I exploded with: "The whole point of curvature was that the rotation of a vector parallel transported around a small arbitrary loop was given LOCALLY by the curvature tensor" He responded with: "It depends on second partials of the metric and that's non local"

That is entirely an incorrect statement.

In reply to "Wadayamean?", he pointed out that you can't MEASURE curvature at a point.

He's showing that he thinks that local means at a single point where in fact the term local, as the term is used in differential geometry, refers to something in a small neighborhood. In fact recall the definition as given in Differential Geometry, by Kreyszig

(page 2) local – A geometric property is called local, if it does not pertain to the geometric figure as a whole but depends only on the form of the configuration in an (arbitrarily small) neighborhood under consideration

The author actually gives an example stating "For instance, the curvature of a curve is a local property." which readily extends to Riemann curvature as being a local property referring to a small neighborhood. Therefore since derivatives are defined in a limit in small region and not with regard to a single point only it follows that "local" applies to a point and "nearby" surrounding points.

It requires the separation of neighbouring geodesics and that occurs over a small region and not at a point.

Exactly. Bravo.

The mathematical notion of local is "at a point".

Sorry but I have to disagree with that assertion.

Does this help or merely add more confusion?

I wasn't confused in the first place. I was merely pointing out that this point is the subject of debate in GR.

Pete

 

[Rob Woodside]

Thanks Pete, I'll check for the papers on Monday at the office.

I'm surprised at Kreyszig. A derivative senses changes at nearby points and can't be found without knowing what goes on at the nearby points, but it lives at a specific point. His notion of local seems to be in contrast with global. Live and learn.

 

[pmb_phy]

Thanks Pete, I'll check for the papers on Monday at the office.

I'm surprised at Kreyszig. A derivative senses changes at nearby points and can't be found without knowing what goes on at the nearby points, but it lives at a specific point. His notion of local seems to be in contrast with global. Live and learn.

Kreyszig is doing the typical thing - He's speaking about what is normally considered "local" in mathematics, i.e. an \epsilon neighborhood. An \epsilon neighborhood is not a global region. How else could anything be a local property? A propertys is not something a point on a curve has.

This is not unique to Kreyszig. See -- http://mathworld.wolfram.com/Local.html

In the end what really matters is what an author means by "local" when they use it.

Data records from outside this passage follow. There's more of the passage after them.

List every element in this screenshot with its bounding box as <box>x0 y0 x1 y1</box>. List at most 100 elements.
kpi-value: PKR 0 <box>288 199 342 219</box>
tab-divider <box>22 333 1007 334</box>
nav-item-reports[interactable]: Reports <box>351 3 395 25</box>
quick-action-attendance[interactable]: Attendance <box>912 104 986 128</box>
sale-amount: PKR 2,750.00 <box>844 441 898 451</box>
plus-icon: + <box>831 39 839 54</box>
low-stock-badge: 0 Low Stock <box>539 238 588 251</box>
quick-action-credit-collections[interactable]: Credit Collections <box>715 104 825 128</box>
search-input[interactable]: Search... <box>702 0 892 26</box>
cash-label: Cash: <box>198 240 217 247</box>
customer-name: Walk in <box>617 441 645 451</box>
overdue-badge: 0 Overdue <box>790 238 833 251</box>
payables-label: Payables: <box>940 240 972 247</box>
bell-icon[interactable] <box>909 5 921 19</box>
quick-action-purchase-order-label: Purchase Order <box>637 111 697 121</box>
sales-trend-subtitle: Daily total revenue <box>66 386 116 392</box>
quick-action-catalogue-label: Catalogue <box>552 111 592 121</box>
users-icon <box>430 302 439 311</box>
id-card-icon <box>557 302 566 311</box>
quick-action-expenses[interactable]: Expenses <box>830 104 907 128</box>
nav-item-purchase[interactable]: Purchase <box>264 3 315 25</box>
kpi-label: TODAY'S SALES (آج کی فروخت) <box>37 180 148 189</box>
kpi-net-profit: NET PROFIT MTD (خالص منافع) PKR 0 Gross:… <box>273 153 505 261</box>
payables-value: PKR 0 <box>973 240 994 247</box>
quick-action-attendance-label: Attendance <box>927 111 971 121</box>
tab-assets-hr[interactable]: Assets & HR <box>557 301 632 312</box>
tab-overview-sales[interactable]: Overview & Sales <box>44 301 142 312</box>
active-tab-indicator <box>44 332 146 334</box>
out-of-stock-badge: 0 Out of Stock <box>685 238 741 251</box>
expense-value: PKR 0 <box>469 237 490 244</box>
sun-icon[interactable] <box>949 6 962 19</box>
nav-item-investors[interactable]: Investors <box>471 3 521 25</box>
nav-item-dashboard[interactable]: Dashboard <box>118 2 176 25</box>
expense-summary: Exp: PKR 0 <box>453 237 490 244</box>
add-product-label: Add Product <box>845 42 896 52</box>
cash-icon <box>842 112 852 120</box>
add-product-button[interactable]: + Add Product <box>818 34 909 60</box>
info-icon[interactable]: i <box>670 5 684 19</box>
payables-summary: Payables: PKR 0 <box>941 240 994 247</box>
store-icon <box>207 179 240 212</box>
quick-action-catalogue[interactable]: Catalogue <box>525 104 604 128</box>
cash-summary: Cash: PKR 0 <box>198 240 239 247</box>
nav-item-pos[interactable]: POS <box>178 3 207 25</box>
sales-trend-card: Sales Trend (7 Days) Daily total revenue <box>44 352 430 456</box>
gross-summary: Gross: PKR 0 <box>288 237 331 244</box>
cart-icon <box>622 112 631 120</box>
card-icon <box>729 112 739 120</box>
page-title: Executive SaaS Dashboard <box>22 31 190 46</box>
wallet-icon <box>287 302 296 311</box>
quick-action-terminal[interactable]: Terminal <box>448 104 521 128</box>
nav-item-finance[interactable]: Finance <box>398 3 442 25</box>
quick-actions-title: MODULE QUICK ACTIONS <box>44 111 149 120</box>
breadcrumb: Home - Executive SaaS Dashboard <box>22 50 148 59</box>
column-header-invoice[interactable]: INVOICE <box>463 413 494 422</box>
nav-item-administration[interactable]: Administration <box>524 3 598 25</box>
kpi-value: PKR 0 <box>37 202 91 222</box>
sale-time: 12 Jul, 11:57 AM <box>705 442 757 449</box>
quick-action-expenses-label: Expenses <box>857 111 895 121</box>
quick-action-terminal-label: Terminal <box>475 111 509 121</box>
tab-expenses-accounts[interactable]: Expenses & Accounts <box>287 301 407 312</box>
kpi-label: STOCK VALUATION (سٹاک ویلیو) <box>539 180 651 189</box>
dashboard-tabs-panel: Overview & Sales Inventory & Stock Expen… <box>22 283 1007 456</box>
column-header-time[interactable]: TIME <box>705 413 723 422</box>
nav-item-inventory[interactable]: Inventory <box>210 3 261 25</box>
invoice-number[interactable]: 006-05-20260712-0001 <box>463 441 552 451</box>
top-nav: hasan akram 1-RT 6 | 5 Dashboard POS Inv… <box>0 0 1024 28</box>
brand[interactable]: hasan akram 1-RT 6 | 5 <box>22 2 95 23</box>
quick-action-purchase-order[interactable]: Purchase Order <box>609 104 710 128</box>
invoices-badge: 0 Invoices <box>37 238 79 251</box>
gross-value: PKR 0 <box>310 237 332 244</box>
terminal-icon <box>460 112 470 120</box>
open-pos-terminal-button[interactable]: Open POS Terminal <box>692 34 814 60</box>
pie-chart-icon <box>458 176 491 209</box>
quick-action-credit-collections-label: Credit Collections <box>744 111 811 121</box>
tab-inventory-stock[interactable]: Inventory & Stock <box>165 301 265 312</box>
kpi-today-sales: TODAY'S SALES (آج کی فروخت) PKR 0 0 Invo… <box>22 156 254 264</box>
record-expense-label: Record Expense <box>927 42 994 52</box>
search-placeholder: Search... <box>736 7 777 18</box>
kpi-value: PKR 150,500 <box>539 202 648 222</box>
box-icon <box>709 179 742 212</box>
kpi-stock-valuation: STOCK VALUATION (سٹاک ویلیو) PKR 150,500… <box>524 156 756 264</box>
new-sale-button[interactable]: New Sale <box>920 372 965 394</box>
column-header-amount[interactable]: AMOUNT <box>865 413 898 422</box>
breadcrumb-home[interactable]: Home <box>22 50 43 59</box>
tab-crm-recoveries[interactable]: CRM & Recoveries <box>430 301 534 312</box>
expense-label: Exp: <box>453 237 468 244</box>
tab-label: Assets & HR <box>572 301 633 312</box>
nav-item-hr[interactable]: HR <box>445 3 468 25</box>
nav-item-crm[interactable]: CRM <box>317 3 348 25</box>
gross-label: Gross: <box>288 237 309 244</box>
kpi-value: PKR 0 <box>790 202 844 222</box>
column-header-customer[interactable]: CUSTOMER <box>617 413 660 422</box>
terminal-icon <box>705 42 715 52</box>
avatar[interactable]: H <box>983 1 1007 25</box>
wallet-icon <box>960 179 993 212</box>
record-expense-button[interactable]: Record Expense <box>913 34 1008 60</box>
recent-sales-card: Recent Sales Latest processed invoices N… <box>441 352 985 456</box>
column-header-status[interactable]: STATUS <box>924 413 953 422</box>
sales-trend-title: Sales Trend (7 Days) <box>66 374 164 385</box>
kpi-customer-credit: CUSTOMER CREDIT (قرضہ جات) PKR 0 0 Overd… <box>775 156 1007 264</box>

But its nice to stick to well defined terms rather than to redefine terms to fit our ideas of them.

How would you define local property?

Pete

 

[jcsd]

Now I'm confused I always though that local was defined in the limit.

 

[pmb_phy]

Now I'm confused I always though that local was defined in the limit.

Same here.

If anyone finds a mathmatical sourc/text which states otherwise please let me know.

Pete

 

[Rob Woodside]

How would you define local property?

Pete

The property lives at the point but depends on the neighbourhood. The derivative from first year calculus is the paradigm.